1945 to 1947 - aerial photo of 36th Street Airport (left) and the Army Air Corps Airfield (right) that were combined to form MIA

Miami, Florida


Thank you to the MiamiSprings Memories Facebook group for posting this great old aerial image that I had never seen before. I cropped it, enlarged it and restored the original color to it to make it more presentable for this site. Please click on "original" below to see the image at the largest size on this site.

This great aerial photo depicts how the new Dade County Port Authority combined Pan American Field/36th Street Airport on the left with the U. S. Army Air Corps airfield on the right side. The two airports were separated by railroad tracks running east-west south of runway 9-27 on the left side (the tracks are visible in the photo). Since railroad property rights exceed any other property rights, the new Dade County Port Authority had to spend $2,000,000 to relocate the tracks to run south on the west side of LeJeune Road and then west just south of the combined airport and Perimeter Road. They also had to buy all the private property in between the two airfields where the new 20th Street Terminal was to be built in the late 1950's. We had a family friend who owned or leased a warehouse in that area and I remember when he had to move all of his business operations out of the warehouse because the Port Authority had bought the property for future airport use.

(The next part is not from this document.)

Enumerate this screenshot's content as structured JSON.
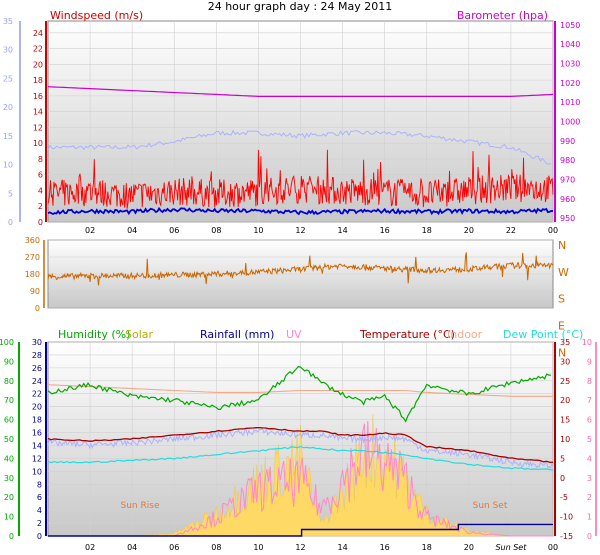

You can also see the western section of Grapeland Heights residential homes west of LeJeune Road (under the text on the photo) and just east of the south east-west runway. I remember driving through that neighborhood as a kid with my dad and/or aunt in the mid-1950's when people still lived there. I later remember blocks of empty homes after the airport bought them to add to airport property and reduce the residents' noise complaints. Eventually the homes were bulldozed to build the huge airport employee parking lot that sits there today.